ING analysts said on Tuesday that January trade gap in January is the largest January deficit since 2008 and that 'at this pace, the 2019 trade gap could turn from bad to terrible.'
"On the imports side, we can see that the share of fuel has increased, while decreasing on the export side, likely due to the cap on gas prices enacted by 114/2018 government emergency decree (the same one which included the bank levy)," ING Bank analysts said in a short note on Romania's economy.
On the other hand, analysts say, exports expanded at their slowest pace since April 2017 at a mere 1.6%. Even though traditionally, the auto sector is the only one posting a trade surplus, the trend doesn’t look supportive as these surpluses have been lower and lower throughout last year, they added.

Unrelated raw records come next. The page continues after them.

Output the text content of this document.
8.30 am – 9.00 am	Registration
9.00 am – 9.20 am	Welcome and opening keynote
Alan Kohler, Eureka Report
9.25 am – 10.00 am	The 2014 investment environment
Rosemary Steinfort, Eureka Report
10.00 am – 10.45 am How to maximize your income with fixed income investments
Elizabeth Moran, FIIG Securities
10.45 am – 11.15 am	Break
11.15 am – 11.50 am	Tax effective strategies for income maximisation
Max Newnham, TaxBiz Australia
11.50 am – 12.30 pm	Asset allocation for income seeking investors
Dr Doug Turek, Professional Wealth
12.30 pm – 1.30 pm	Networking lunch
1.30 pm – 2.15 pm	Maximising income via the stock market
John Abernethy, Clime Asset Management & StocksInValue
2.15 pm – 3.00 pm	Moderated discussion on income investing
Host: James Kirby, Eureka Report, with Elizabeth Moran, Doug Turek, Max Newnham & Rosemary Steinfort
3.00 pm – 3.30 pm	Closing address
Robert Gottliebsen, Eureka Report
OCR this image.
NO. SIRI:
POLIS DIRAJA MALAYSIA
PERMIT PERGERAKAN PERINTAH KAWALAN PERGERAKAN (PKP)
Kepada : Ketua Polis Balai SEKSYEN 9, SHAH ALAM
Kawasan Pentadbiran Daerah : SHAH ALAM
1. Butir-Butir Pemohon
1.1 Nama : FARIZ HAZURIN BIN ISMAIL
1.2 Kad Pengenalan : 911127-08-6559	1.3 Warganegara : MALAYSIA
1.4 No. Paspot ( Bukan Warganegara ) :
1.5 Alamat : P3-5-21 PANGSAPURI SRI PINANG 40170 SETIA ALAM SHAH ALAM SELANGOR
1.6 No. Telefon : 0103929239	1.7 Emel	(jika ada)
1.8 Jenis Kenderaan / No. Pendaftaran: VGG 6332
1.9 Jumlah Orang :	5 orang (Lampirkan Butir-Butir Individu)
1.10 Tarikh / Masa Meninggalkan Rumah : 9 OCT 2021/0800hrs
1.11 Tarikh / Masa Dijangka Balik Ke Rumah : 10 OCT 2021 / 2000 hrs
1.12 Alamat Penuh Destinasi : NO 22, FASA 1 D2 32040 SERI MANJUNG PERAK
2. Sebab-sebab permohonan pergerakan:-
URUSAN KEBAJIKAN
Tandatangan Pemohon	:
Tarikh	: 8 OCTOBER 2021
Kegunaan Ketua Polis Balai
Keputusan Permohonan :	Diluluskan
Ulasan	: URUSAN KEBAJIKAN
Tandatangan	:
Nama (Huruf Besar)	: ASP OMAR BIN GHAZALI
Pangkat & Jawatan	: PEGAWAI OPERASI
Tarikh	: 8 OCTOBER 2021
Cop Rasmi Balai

"The central bank’s trade-off between reaching the CPI target while maintaining external competitiveness didn’t go that well in 2018. Inflation came into the target band helped by oil prices, but current account exceeded the medium term equilibrium level seen at 4% of GDP. With inflationary pressures persisting, the central bank is likely to accept weaker RON and short-term inflation overshooting target as currency vulnerabilities are on the rise," analysts concluded.